Gabon : familles désorganisées, tribunaux ralentis, le coût humain d’un CSM mal tenu

La sortie médiatique du Syndicat national des magistrats du Gabon (SYNAMAG) continue de faire l’effet d’un pavé dans la mare. Dans une communication publiée à la suite de la session extraordinaire du Conseil supérieur de la magistrature (CSM) du 12 septembre dernier, le syndicat met en lumière un impact direct et concret : les décisions irrégulières de l’organe fragilisent non seulement les carrières des magistrats, mais aussi le fonctionnement du service public de la justice.
Le premier grief tient au calendrier légal bafoué. La loi organique n°017/2022 fixe la session ordinaire du CSM au mois de juillet afin de permettre aux magistrats concernés par des affectations de préparer leur départ avant la rentrée judiciaire du 1er octobre. Or, la tenue tardive des sessions entraîne des déménagements improvisés, souvent financés à titre personnel, et empêche les familles d’inscrire leurs enfants à temps dans de nouveaux établissements. « Cette situation plonge les magistrats dans une insécurité professionnelle et familiale inutile », alerte le bureau exécutif du syndicat.

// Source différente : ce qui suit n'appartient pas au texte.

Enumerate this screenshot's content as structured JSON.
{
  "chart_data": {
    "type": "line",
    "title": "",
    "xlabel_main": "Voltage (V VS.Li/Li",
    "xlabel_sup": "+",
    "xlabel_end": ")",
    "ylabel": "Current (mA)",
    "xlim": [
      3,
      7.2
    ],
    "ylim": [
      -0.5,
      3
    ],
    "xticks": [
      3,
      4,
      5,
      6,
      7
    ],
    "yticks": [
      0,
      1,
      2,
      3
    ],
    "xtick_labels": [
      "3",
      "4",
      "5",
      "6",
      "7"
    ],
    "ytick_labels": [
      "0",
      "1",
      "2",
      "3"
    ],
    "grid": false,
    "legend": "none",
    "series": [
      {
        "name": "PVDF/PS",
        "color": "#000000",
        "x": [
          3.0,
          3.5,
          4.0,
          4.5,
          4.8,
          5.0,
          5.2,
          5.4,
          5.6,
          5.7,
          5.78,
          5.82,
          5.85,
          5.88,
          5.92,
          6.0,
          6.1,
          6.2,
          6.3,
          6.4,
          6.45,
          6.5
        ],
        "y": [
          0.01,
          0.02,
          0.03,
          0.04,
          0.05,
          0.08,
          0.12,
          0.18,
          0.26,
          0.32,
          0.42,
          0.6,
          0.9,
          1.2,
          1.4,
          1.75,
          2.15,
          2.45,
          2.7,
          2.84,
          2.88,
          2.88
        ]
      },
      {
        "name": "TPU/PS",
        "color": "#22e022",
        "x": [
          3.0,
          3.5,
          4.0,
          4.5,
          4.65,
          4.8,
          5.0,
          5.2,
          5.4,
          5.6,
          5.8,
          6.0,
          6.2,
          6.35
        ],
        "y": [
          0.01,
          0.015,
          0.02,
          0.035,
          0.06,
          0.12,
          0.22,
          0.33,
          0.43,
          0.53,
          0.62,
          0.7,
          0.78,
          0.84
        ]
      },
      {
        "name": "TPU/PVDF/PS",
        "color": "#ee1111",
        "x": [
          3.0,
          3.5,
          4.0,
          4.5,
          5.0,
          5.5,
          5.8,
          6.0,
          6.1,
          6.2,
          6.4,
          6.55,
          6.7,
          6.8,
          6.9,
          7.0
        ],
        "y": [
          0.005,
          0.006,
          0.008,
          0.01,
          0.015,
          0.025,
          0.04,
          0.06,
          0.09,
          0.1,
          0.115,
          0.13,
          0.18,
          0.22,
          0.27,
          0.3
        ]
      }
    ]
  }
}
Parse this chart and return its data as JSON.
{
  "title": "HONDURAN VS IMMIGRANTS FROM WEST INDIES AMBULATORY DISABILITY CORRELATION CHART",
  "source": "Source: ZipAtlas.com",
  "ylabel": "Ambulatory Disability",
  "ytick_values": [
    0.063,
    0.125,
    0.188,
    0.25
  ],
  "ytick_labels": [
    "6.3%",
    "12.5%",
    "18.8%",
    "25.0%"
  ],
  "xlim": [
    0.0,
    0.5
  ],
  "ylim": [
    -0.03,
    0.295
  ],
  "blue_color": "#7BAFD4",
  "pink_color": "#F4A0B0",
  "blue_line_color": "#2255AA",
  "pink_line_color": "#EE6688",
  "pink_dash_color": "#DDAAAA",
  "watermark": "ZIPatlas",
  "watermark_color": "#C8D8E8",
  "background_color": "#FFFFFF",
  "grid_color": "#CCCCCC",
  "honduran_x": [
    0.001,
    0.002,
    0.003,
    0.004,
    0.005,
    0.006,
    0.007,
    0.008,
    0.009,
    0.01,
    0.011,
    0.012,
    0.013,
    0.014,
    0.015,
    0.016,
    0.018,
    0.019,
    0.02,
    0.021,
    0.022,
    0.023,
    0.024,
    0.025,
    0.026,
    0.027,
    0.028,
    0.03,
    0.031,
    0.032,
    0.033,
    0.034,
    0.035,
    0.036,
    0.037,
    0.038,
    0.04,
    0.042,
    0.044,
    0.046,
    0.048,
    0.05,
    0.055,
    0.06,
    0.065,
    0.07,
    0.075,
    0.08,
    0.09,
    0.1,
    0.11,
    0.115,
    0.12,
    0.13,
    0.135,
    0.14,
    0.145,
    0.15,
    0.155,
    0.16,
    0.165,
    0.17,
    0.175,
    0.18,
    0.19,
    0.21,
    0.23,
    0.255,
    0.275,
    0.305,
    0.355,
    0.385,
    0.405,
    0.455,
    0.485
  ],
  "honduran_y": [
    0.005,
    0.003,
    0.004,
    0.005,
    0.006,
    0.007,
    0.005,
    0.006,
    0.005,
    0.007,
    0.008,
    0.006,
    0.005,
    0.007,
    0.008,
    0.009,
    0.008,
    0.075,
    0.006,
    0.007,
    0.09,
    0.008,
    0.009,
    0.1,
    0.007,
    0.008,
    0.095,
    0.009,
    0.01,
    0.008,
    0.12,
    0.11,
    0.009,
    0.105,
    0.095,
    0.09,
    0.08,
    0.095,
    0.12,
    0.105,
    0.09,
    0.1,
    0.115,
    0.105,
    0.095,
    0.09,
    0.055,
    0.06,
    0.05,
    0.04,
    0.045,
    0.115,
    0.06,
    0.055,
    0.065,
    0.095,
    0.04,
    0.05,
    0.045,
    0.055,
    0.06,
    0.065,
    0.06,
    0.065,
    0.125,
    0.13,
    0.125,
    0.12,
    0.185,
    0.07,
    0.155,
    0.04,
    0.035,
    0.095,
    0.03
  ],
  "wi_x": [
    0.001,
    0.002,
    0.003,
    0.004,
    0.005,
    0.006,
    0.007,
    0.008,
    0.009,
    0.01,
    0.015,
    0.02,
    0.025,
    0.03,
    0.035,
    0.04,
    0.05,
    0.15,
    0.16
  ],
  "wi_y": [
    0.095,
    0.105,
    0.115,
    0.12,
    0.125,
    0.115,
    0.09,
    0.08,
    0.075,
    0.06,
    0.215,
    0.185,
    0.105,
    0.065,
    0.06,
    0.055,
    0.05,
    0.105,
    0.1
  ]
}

Le SYNAMAG dénonce également la précarisation des carrières : des magistrats réintégrés après détachement se retrouvent sans affectation, tandis que d’autres, proches de la retraite, bénéficient de maintiens en activité sélectifs, en contradiction avec les mesures gouvernementales de rajeunissement des effectifs. À cela s’ajoute le cas des stagiaires : 36 d’entre eux auraient dû être titularisés d’office depuis novembre 2024, faute de décision notifiée dans les délais légaux. Dix-huit sont toujours laissés « dans le flou », freinant leur progression professionnelle.
Service public de la justice en péril
Au-delà des carrières individuelles, c’est la continuité du service public qui est menacée. Des juridictions fonctionnent en sous-effectif, des charges sont reportées et des audiences perturbées. « Comment assurer une bonne administration de la justice quand les magistrats ne connaissent pas leur affectation, quand certains doivent assumer seuls les frais de leur installation et que leurs enfants restent à la maison faute d’inscription scolaire ? », interroge le syndicat.
Cette situation génère un ralentissement des procédures et alimente le sentiment d’une justice affaiblie. Pour le SYNAMAG, la responsabilité incombe au CSM, organe censé être garant de l’autorité judiciaire mais qui, par ses manquements, désorganise l’appareil judiciaire.
Exigence de respect des textes
Le SYNAMAG exige le strict respect du calendrier légal et des règles statutaires pour restaurer la stabilité professionnelle des magistrats et la qualité du service rendu aux justiciables. Faute de quoi, il menace de saisir le Conseil d’État. Le syndicat rappelle que « le bon fonctionnement de la justice repose sur une organisation rigoureuse et un respect scrupuleux des textes ».
Au-delà d’un débat technique, la charge prend une dimension politique : dans un Gabon engagé dans la refondation de l’État de droit, voir l’organe suprême de la magistrature violer ses propres textes jette un doute sur la volonté réelle de bâtir une justice crédible. Un avertissement que la classe dirigeante ne pourra ignorer sans risque de miner davantage la confiance citoyenne.